Peaches Geldof was just 25.The television presenter, journalist, and daughter of Bob Geldof and the late Paula Yates was the mother of two young sons with her second husband, musician Thomas Cohen – Astala who is 23 months and Phaedra who will turn one later this month.
Her father, the Irish musician, author and activist, Bob Geldof, issued a statement earlier this evening: “Peaches has died. We are beyond pain. She was the wildest, funniest, cleverest, wittiest and the most bonkers of us all. Writing ‘was’ destroys me afresh. What a beautiful child. How is this possible that we will not see her again. How is that bearable?
"We loved her and will cherish her forever. How sad that sentence is. Tom and her sons Astala and Phaedra will always belong in our family, fractured so often, but never broken. Bob, Jeanne, Fifi, Pixie and Tiger Geldof. "
Ms Geldof was both precocious and prodigious in equal measure, setting out on a media career aged just 15 with a column in Elle magazine before contributing to the Guardian and the Telegraph . Tabloids, broadsheets and celebrity magazines alike were fascinated by her, especially given the tragic circumstances around her own upbringing.
Her mother, Paula Yates, was found dead aged 41 from a heroin overdose when Peaches was just 11. Pitched by the press to follow in her mother’s footsteps as a compelling television presenter, she became something of a divisive media figure, ridiculed by some for her a la carte intellectualism, and often dismissively filed under ‘famous for being famous’.
But she was also a fine writer, and the author of the much discussed ‘Teenage Mind’ documentary for Sky One when she was just 16, and a follow up ‘Teen America’ a year later.

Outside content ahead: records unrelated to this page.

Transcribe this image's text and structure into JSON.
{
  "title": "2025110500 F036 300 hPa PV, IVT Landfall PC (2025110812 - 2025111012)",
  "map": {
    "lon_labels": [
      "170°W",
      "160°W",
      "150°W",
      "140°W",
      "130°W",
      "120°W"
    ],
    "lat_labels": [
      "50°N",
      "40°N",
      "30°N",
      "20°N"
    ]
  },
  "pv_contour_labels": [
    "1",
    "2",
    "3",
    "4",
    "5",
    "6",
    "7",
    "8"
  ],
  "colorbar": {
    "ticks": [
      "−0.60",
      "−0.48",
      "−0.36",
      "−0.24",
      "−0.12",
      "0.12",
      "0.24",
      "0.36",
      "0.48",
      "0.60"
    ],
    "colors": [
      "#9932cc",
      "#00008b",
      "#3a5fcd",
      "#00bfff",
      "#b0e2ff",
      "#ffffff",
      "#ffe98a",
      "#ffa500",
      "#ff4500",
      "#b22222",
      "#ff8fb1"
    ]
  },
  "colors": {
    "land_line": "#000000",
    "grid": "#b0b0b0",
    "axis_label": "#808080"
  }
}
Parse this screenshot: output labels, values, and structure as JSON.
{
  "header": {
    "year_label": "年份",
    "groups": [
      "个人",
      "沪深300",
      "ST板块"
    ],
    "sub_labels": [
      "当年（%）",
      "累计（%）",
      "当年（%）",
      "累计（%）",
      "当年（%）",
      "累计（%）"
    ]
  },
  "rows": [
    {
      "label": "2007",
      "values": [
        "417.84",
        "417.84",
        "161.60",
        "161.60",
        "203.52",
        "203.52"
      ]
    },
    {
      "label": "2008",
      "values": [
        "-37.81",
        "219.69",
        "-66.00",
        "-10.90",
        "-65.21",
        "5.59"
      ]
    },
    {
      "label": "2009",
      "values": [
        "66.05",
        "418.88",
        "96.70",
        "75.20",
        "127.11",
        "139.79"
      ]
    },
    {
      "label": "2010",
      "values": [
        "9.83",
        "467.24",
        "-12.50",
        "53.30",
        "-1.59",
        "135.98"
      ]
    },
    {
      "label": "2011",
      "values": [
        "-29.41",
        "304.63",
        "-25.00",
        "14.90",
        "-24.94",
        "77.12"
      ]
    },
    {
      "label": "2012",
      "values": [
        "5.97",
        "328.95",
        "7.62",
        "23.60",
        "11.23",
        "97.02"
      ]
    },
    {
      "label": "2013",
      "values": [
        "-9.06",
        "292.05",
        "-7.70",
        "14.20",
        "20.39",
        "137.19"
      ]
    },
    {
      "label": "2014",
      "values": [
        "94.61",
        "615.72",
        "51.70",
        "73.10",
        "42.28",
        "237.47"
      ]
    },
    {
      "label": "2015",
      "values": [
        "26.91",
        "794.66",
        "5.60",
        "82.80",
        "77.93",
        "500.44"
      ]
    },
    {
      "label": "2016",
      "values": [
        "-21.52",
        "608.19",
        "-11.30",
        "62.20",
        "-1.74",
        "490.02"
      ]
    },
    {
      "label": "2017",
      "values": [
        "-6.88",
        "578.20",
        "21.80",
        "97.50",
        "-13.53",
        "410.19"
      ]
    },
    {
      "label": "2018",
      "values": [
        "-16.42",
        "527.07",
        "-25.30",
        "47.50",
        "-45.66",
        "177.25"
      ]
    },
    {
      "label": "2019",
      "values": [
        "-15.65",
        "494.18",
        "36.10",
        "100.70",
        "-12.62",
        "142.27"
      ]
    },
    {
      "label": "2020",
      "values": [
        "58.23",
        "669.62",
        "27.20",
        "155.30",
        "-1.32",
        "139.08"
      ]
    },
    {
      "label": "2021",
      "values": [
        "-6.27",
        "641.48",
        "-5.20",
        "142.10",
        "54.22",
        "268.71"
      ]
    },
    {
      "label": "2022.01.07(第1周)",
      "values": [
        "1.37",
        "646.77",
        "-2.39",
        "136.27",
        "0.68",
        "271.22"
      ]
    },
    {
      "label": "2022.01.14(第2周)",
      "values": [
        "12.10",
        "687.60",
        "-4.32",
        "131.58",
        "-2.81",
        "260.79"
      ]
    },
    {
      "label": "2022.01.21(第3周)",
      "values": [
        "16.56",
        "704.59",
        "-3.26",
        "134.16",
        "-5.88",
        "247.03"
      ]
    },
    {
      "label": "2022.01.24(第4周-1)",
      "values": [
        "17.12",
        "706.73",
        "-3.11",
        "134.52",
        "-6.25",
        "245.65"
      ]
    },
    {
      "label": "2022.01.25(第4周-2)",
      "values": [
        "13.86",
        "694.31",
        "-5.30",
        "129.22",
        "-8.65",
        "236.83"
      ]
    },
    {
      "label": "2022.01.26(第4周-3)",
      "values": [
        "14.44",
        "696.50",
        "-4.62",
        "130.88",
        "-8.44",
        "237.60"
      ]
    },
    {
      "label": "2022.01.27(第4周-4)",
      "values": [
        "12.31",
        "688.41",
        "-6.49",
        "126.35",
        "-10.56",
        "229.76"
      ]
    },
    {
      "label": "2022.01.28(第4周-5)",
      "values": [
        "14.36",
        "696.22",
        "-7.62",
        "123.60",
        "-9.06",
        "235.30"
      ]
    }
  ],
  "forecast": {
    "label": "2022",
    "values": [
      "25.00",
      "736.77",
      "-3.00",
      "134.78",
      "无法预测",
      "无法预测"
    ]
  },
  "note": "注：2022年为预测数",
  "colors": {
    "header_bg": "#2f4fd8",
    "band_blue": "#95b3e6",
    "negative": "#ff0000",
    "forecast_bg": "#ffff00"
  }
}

Ms Geldof had a habit of rubbing interviewers up the wrong way though, especially in the run up to the launch of her Disappear Here magazine, the process of which was also the subject of an MTV documentary.
Yet, frequently, it seemed as though many of the architects of such ridicule didn’t pause to remember that, despite her brassiness, Peaches was still just a youngster. In 2011, she hosted a ITV2 chat show, ‘OMG! With Peaches Geldof’ which tried and failed to capture a zany version of the zeitgeist.
She moved to Brooklyn with her first husband, musician Max Drummey, whom she married in 2008 in traditional rock and roll style at the Little White Wedding Chapel in Las Vegas.
In 2009, she courted controversy in an ITV documentary presented by Fearne Cotton — ‘When Fearne Met Peaches’ — by alluding to being a Scientologist. She married Mr Cohen in 2012. He was the lead singer of the avant garde post-rock group S.C.U.M until the band’s split last year, and has since released solo material. Mr Cohen issued a statement this evening saying: “My beloved wife Peaches was adored by myself and her two sons Astala and Phaedra and I shall bring them up with their mother in their hearts every day. We shall love her forever.”
Unsurprisingly, given her profile, Geldof moved in celebrity circles, and was perhaps most identifiable by endless paparazzi photos of her coming out of some club or another in her late teens and early twenties. Rumours of drug taking occasionally surfaced in the gossip pages of tabloids, and Geldof herself brushed them aside.
In an interview with the Observer in 2009 she said: "Yeah, I've taken drugs. Yes, I have had experiences, and a few of those experiences were unsavoury, not ones I want to repeat, but I was growing up. I wanted the experience."
An occasional model, she was dropped as the face of Miss Ultimo underwear collection in 2010 following allegations of drug taking which her lawyer vehemently denied. Her Instagram account offered a much calmer insight though, with frequently updated photos and videos of her family life, which any young mother could identify with. Her most recent update on Sunday was a short video of one of her sons holding a toothbrush.
Her final tweet was a link to a photo of herself as a baby in the arms of her late mother. Some things are prophetic, others just tragic.